紀要論文 平群囃子の起源に関する一考察 : 囃子物の旋律分析を中心に

川﨑, 瑞穂

51pp.9 - 20 , 2017-03-31 , 国立音楽大学
ISSN:02885492
内容記述
平群囃子(へぐりばやし)とは、千葉県館山市、南房総市、鋸南町において、小太鼓、大太鼓、1本調子の篠笛を使用して演奏される13曲の囃子の総称である。

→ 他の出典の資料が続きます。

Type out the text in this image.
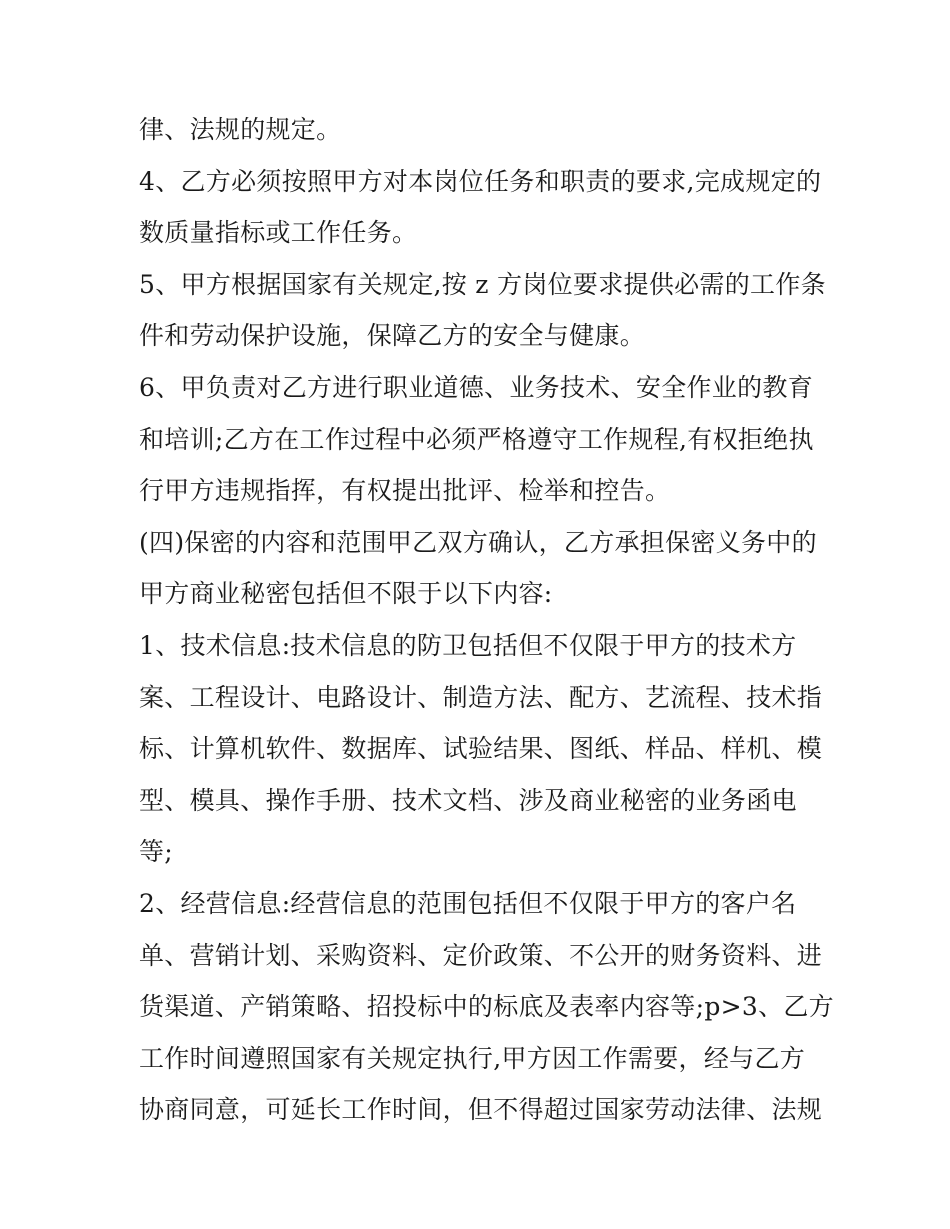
律、法规的规定。
4、乙方必须按照甲方对本岗位任务和职责的要求,完成规定的
数质量指标或工作任务。
5、甲方根据国家有关规定,按 z 方岗位要求提供必需的工作条
件和劳动保护设施，保障乙方的安全与健康。
6、甲负责对乙方进行职业道德、业务技术、安全作业的教育
和培训;乙方在工作过程中必须严格遵守工作规程,有权拒绝执
行甲方违规指挥，有权提出批评、检举和控告。
(四)保密的内容和范围甲乙双方确认，乙方承担保密义务中的
甲方商业秘密包括但不限于以下内容:
1、技术信息:技术信息的防卫包括但不仅限于甲方的技术方
案、工程设计、电路设计、制造方法、配方、艺流程、技术指
标、计算机软件、数据库、试验结果、图纸、样品、样机、模
型、模具、操作手册、技术文档、涉及商业秘密的业务函电
等;
2、经营信息:经营信息的范围包括但不仅限于甲方的客户名
单、营销计划、采购资料、定价政策、不公开的财务资料、进
货渠道、产销策略、招投标中的标底及表率内容等;p>3、乙方
工作时间遵照国家有关规定执行,甲方因工作需要，经与乙方
协商同意，可延长工作时间，但不得超过国家劳动法律、法规
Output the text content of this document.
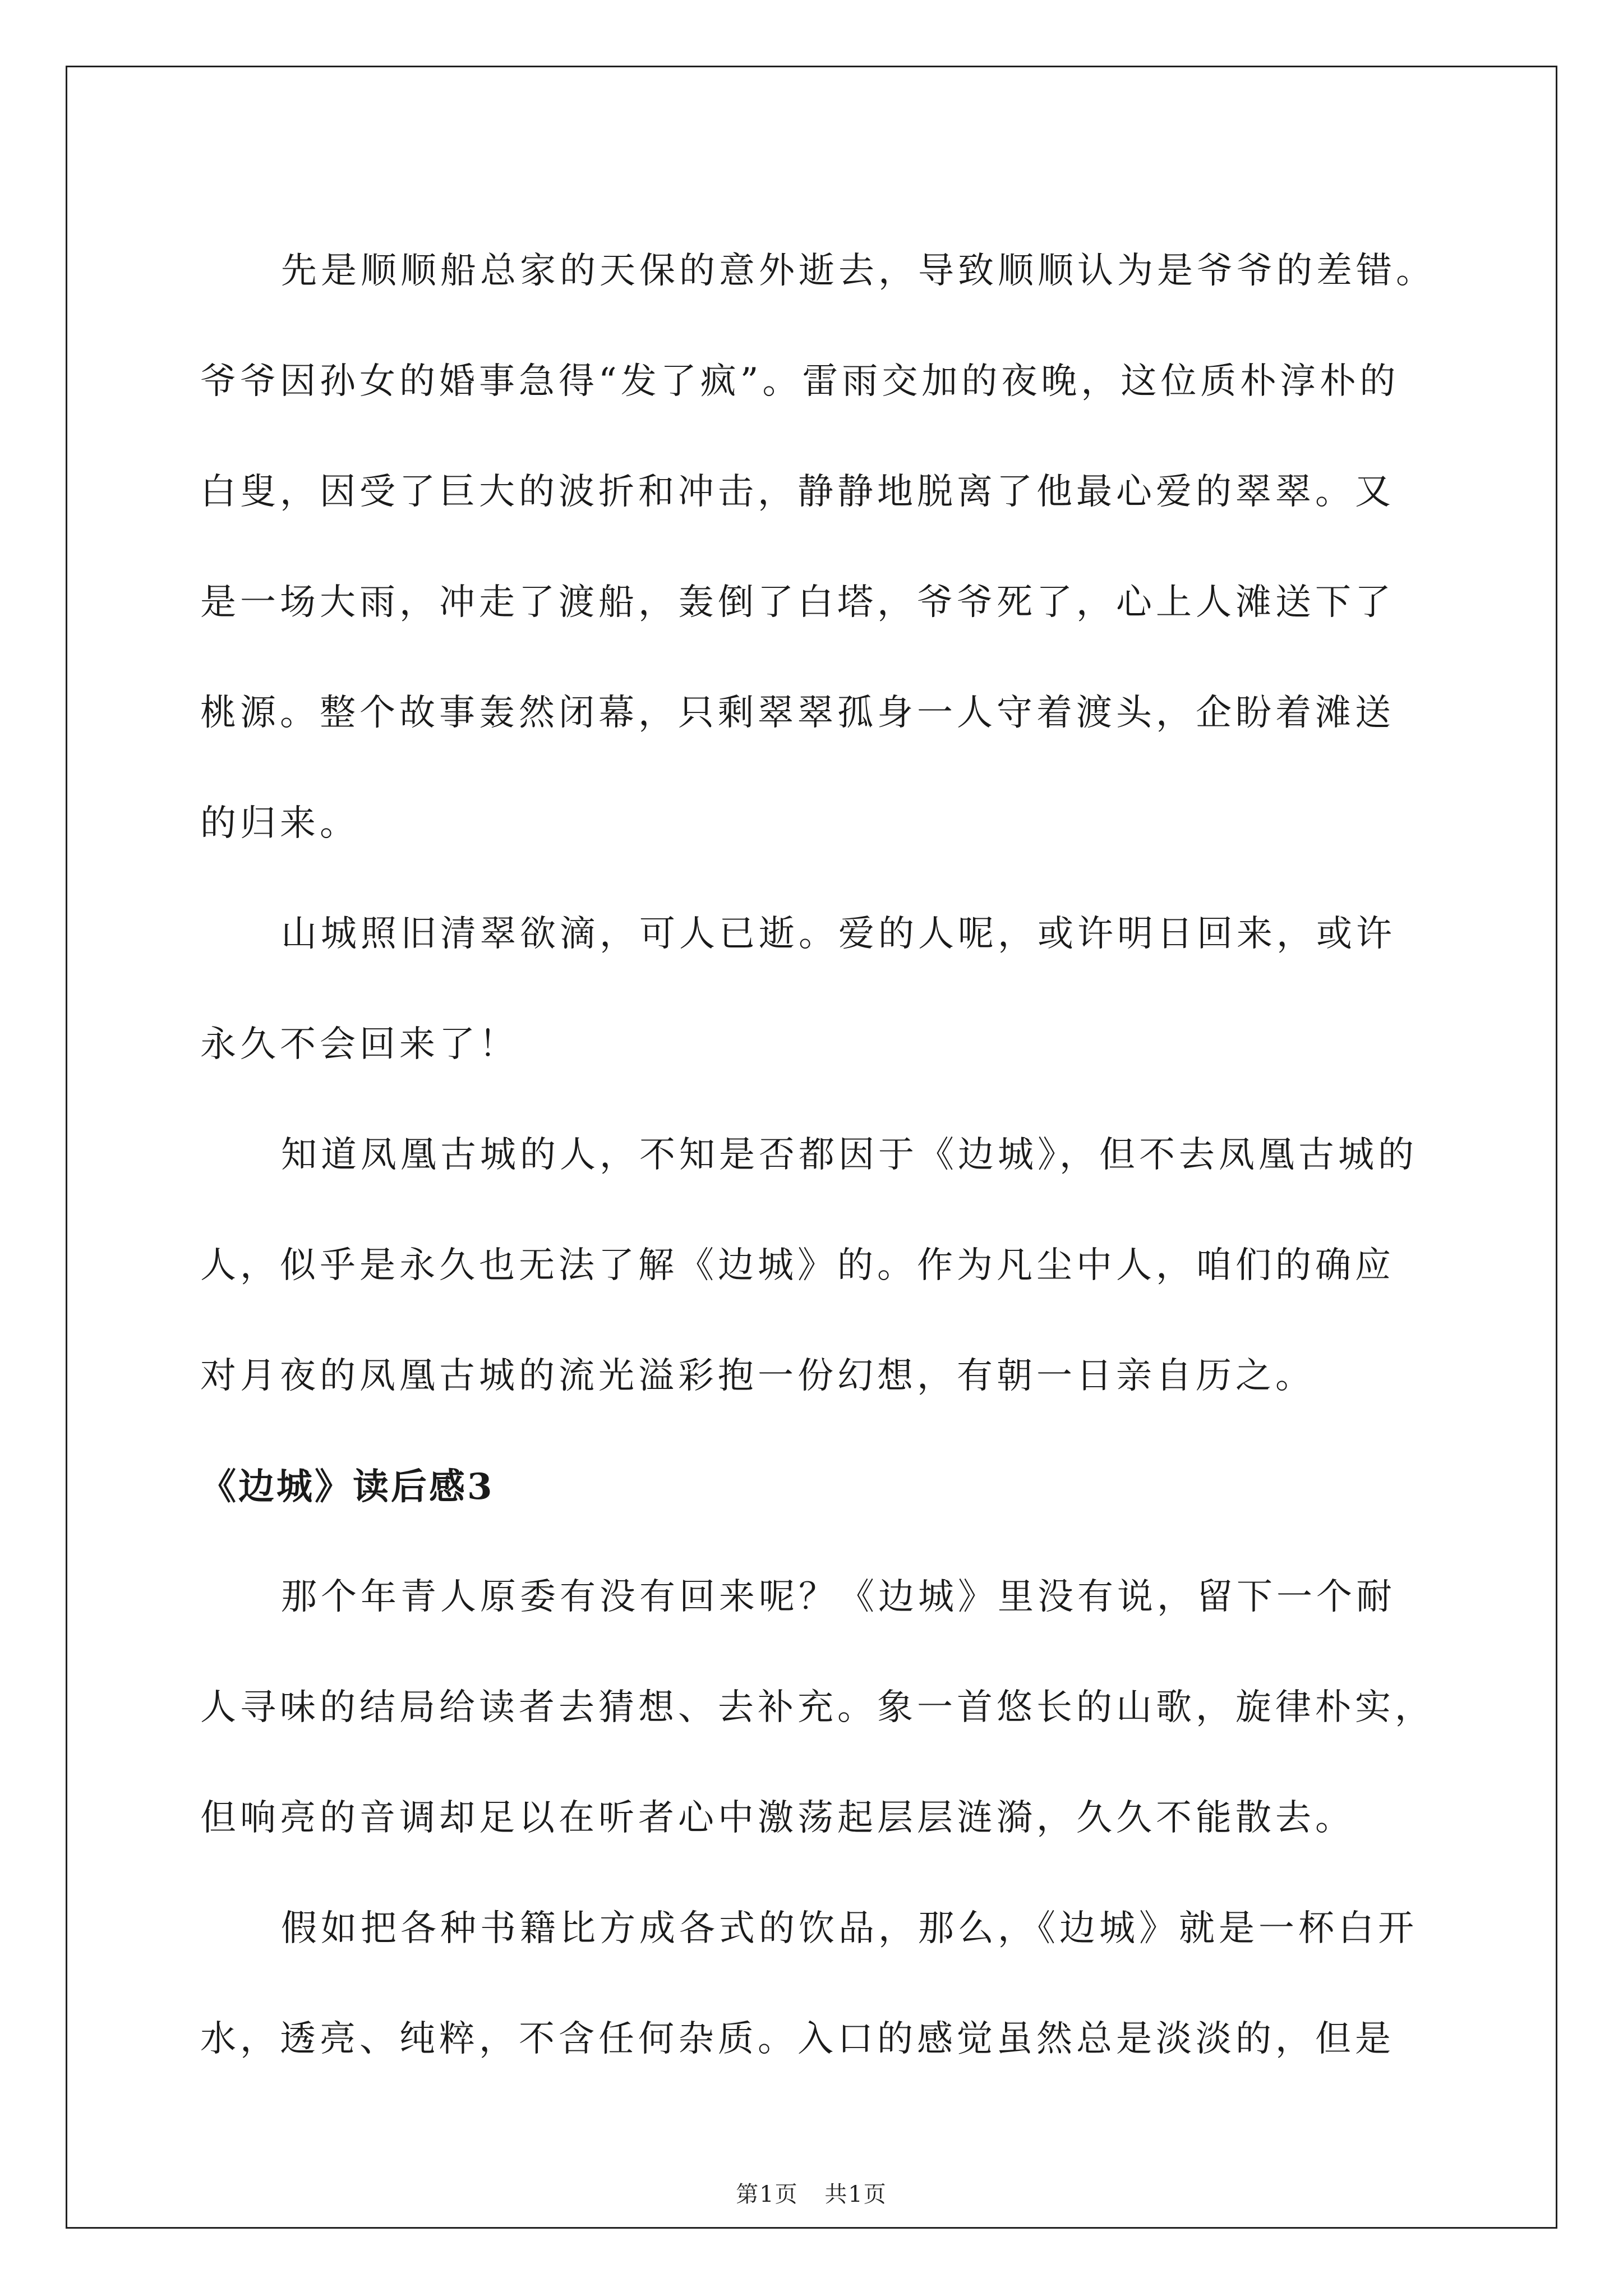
先是顺顺船总家的天保的意外逝去，导致顺顺认为是爷爷的差错。
爷爷因孙女的婚事急得“发了疯”。雷雨交加的夜晚，这位质朴淳朴的
白叟，因受了巨大的波折和冲击，静静地脱离了他最心爱的翠翠。又
是一场大雨，冲走了渡船，轰倒了白塔，爷爷死了，心上人滩送下了
桃源。整个故事轰然闭幕，只剩翠翠孤身一人守着渡头，企盼着滩送
的归来。

山城照旧清翠欲滴，可人已逝。爱的人呢，或许明日回来，或许
永久不会回来了！

知道凤凰古城的人，不知是否都因于《边城》，但不去凤凰古城的
人，似乎是永久也无法了解《边城》的。作为凡尘中人，咱们的确应
对月夜的凤凰古城的流光溢彩抱一份幻想，有朝一日亲自历之。

《边城》读后感3

那个年青人原委有没有回来呢？《边城》里没有说，留下一个耐
人寻味的结局给读者去猜想、去补充。象一首悠长的山歌，旋律朴实，
但响亮的音调却足以在听者心中激荡起层层涟漪，久久不能散去。

假如把各种书籍比方成各式的饮品，那么，《边城》就是一杯白开
水，透亮、纯粹，不含任何杂质。入口的感觉虽然总是淡淡的，但是

第1页 共1页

千葉県旧富山町(現・南房総市)平群地区の米沢という地域において、江戸期に創られたものであるという口頭伝承は存在するものの、それを証明する史料は存在しない。先行研究においては、平群囃子の系統は神田囃子系、ないし江戸囃子の変形とされてきた。しかし、平群囃子の成立と展開の過程を詳細に記述した研究はまだ存在しない。本稿では、平群囃子のいくつかの楽曲を分析しその源流について考察する。平群囃子の13曲は「道中物」(3曲)、「囃子物」(10曲)の2つに分けられるが、囃子物の内の1曲である《祇園囃子》という楽曲には、獅子舞や鷺舞といった風流系芸能(風流囃子物)にしばしば用いられている旋律が存在する。本稿では、《祇園囃子》と風流囃子物の旋律を比較分析することで、平群囃子の源流の1つに風流囃子物が存在する可能性を指摘する。